The city has been holding outreach events and discussions for months to get input from residents on plans for the 111-acre site that stretches from McBean and Magic Mountain parkways to the west and to Valencia Boulevard and Magic Mountain Parkway to the east. 

Centennial, a Dallas-based developer, purchased the property for nearly $200 million after Unibail-Rodamco-Westfield defaulted on its loan and announced plans to shed most of its U.S. properties in 2022. 

Centennial has “said all the right things,” according to Jason Crawford, the city’s director of community development, in terms of “being on the same page with the city” about the future of the property, in a previous interview.  

“The proposed TCSP is a long-range land-use plan that establishes the city’s vision for the TCSP area as a regional destination incorporating a balanced mix of uses,” according to the document prepared by planner Dave Peterson. “The city’s goals for the TCSP are to create a balance of residential, commercial, dining and entertainment uses; facilitate the creation of great placemaking; create a flexible framework for future development; and create a practical and buildable plan.”   

To that end, Centennial has expressed a similar goal in statements to The Signal earlier this month.  

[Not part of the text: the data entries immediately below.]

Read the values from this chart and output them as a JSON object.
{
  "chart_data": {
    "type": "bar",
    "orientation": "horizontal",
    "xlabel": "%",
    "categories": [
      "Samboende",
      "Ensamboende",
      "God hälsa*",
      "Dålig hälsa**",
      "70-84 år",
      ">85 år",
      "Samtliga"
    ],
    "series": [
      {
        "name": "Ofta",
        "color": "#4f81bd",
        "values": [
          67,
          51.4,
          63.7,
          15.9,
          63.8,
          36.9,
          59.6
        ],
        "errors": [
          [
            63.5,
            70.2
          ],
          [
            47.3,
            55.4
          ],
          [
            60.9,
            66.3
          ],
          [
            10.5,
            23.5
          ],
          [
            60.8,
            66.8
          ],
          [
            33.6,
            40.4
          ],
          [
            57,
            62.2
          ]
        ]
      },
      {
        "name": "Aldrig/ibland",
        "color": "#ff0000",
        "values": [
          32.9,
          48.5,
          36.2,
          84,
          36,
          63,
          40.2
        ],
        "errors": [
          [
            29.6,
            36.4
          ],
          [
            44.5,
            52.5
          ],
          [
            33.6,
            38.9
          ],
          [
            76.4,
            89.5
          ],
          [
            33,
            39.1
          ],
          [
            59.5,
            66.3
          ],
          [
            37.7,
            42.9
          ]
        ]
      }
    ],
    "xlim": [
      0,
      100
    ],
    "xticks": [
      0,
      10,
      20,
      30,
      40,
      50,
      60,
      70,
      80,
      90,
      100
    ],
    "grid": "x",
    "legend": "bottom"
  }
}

“We do feel confident in saying that Valencia Town Center has the potential to become a multi-use, live-work-play destination similar to Hawthorn, Fox Valley and MainPlace that seamlessly and aesthetically combines retail, restaurants, entertainment, luxury living and office space in a single master-planned campus,” according to an email from Michael Platt, Centennial’s executive vice president for mixed-use development.